Mobile payments solutions company Mint Wireless has signed on to provide the Bank of New Zealand (BNZ) with its system PayClip, while also announcing that it has concluded a share placement totalling around AU$3 million.
BNZ's PayClip device will facilitate enterprise and small business' use of an app to accept mobile MasterCard and Visa credit and debit card payments, with EFTPOS support coming soon. The device plugs into the headphone jack of most Apple, Android, and Windows Phone smartphones and tablets.
Use of the device attracts a 3.25 percent merchant services fee per transaction and a monthly fee of NZ$10 per PayClip device.
According to Alex Teoh, chief executive officer at Mint Wireless, the fees for such a secure card-payment service are negligible enough to attract SMBs.
"The Mint Wireless solution is the most secure, flexible, and affordable mobile payment platform available in the market today, and we are very pleased to be working with BNZ in providing this technology to its small business customers," Teoh said today.
The PayClip system will allow businesses to receive payments as rapidly as the next working day.
"Using Mint Wireless technology, we are able to address one of the biggest pain points for small and medium businesses — managing cash flow while waiting for payment," said Harry Ferreira, BNZ's head of small business.
"The PayClip solution will allow businesses to take payments on the spot, and funds will be in their account as early as the next business day."
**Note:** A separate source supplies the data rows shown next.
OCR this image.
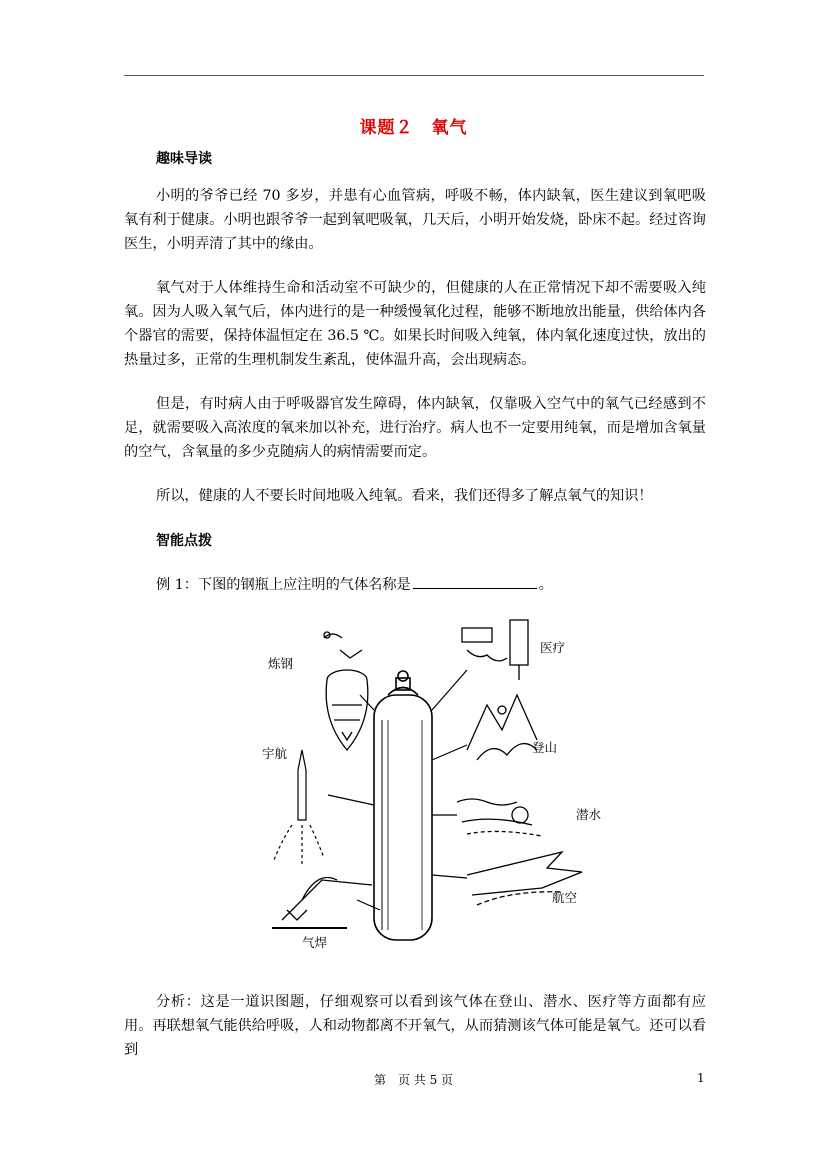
课题２　氧气
趣味导读

小明的爷爷已经 70 多岁，并患有心血管病，呼吸不畅，体内缺氧，医生建议到氧吧吸氧有利于健康。小明也跟爷爷一起到氧吧吸氧，几天后，小明开始发烧，卧床不起。经过咨询医生，小明弄清了其中的缘由。

氧气对于人体维持生命和活动室不可缺少的，但健康的人在正常情况下却不需要吸入纯氧。因为人吸入氧气后，体内进行的是一种缓慢氧化过程，能够不断地放出能量，供给体内各个器官的需要，保持体温恒定在 36.5 ℃。如果长时间吸入纯氧，体内氧化速度过快，放出的热量过多，正常的生理机制发生紊乱，使体温升高，会出现病态。

但是，有时病人由于呼吸器官发生障碍，体内缺氧，仅靠吸入空气中的氧气已经感到不足，就需要吸入高浓度的氧来加以补充，进行治疗。病人也不一定要用纯氧，而是增加含氧量的空气，含氧量的多少克随病人的病情需要而定。

所以，健康的人不要长时间地吸入纯氧。看来，我们还得多了解点氧气的知识！

智能点拨

例 1：下图的钢瓶上应注明的气体名称是	。

炼钢
宇航
气焊
医疗
登山
潜水
航空

分析：这是一道识图题，仔细观察可以看到该气体在登山、潜水、医疗等方面都有应用。再联想氧气能供给呼吸，人和动物都离不开氧气，从而猜测该气体可能是氧气。还可以看到

第　页 共 5 页	1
Business customers of BNZ can register their interest from today, with PayClip's anticipated availability to be from October.
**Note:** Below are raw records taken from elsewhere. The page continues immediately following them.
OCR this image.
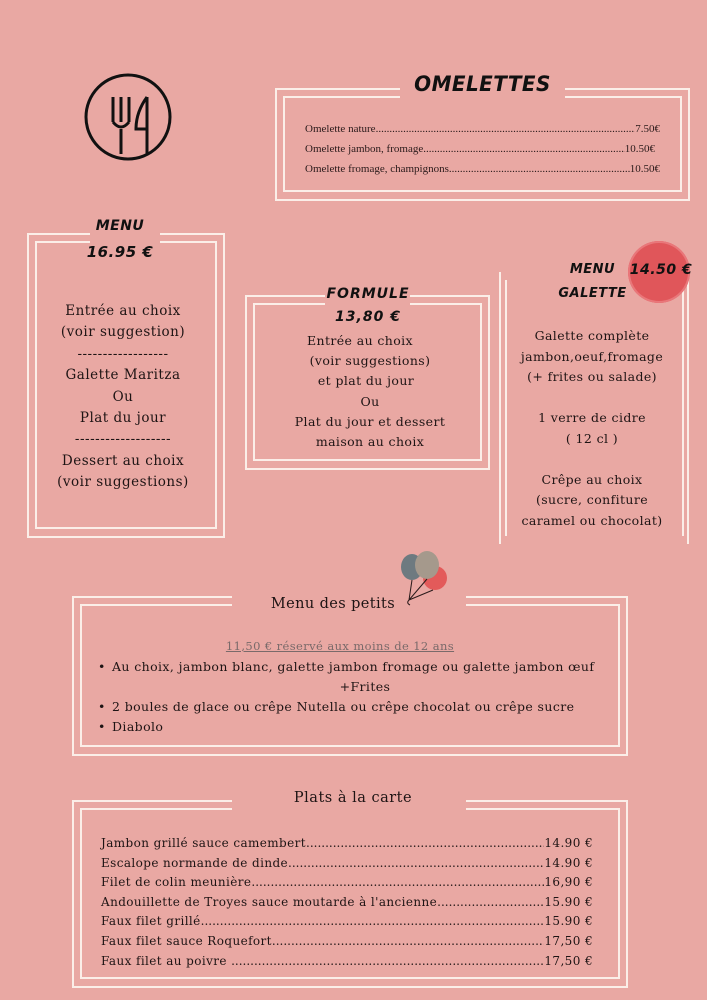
OMELETTES
Omelette nature .....	7.50€
Omelette jambon, fromage .....	10.50€
Omelette fromage, champignons .....	10.50€
MENU
16.95 €
Entrée au choix
(voir suggestion)
------------------
Galette Maritza
Ou
Plat du jour
-------------------
Dessert au choix
(voir suggestions)
FORMULE
13,80 €
Entrée au choix
(voir suggestions)
et plat du jour
Ou
Plat du jour et dessert
maison au choix
MENU
GALETTE
14.50 €
Galette complète
jambon,oeuf,fromage
(+ frites ou salade)
1 verre de cidre
( 12 cl )
Crêpe au choix
(sucre, confiture
caramel ou chocolat)
Menu des petits
11,50 € réservé aux moins de 12 ans
• Au choix, jambon blanc, galette jambon fromage ou galette jambon œuf
+Frites
• 2 boules de glace ou crêpe Nutella ou crêpe chocolat ou crêpe sucre
• Diabolo
Plats à la carte
Jambon grillé sauce camembert .....	14.90 €
Escalope normande de dinde .....	14.90 €
Filet de colin meunière .....	16,90 €
Andouillette de Troyes sauce moutarde à l'ancienne .....	15.90 €
Faux filet grillé .....	15.90 €
Faux filet sauce Roquefort .....	17,50 €
Faux filet au poivre .....	17,50 €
While continuing its pursuit of near-field communication (NFC) mobile payments, PayPal launched a similar mobile credit card reader in March last year. Its PayPal Here dongle also plugs in to the headphone jack of certain Android and iOS smartphones and tablets.
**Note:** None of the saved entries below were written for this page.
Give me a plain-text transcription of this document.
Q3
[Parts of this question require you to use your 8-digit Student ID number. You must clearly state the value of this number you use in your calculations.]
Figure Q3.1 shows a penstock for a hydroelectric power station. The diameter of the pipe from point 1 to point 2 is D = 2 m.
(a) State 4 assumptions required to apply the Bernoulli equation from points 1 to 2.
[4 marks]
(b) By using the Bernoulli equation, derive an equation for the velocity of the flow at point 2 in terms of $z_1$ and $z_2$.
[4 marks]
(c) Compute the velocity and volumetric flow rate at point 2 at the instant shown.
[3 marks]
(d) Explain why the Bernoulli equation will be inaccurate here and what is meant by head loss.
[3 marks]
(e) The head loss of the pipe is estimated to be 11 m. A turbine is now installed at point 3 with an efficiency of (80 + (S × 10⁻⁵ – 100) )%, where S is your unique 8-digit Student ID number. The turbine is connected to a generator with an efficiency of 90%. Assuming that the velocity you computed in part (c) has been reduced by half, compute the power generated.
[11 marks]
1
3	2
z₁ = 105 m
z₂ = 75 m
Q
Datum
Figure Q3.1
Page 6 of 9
"PayPal has an advantage in being an established, trusted payment provider with a high-profile global brand," said Eden Zoller, an analyst with research firm Ovum, when PayPal rolled out its Here dongle in the UK in February this year.
The Mint Wireless share placement was offered to institutional shareholders at the discounted rate of 10 cents per share, with the profit to be used to further develop Mint's mobile payments system within the Australian, New Zealand, UK, and European markets.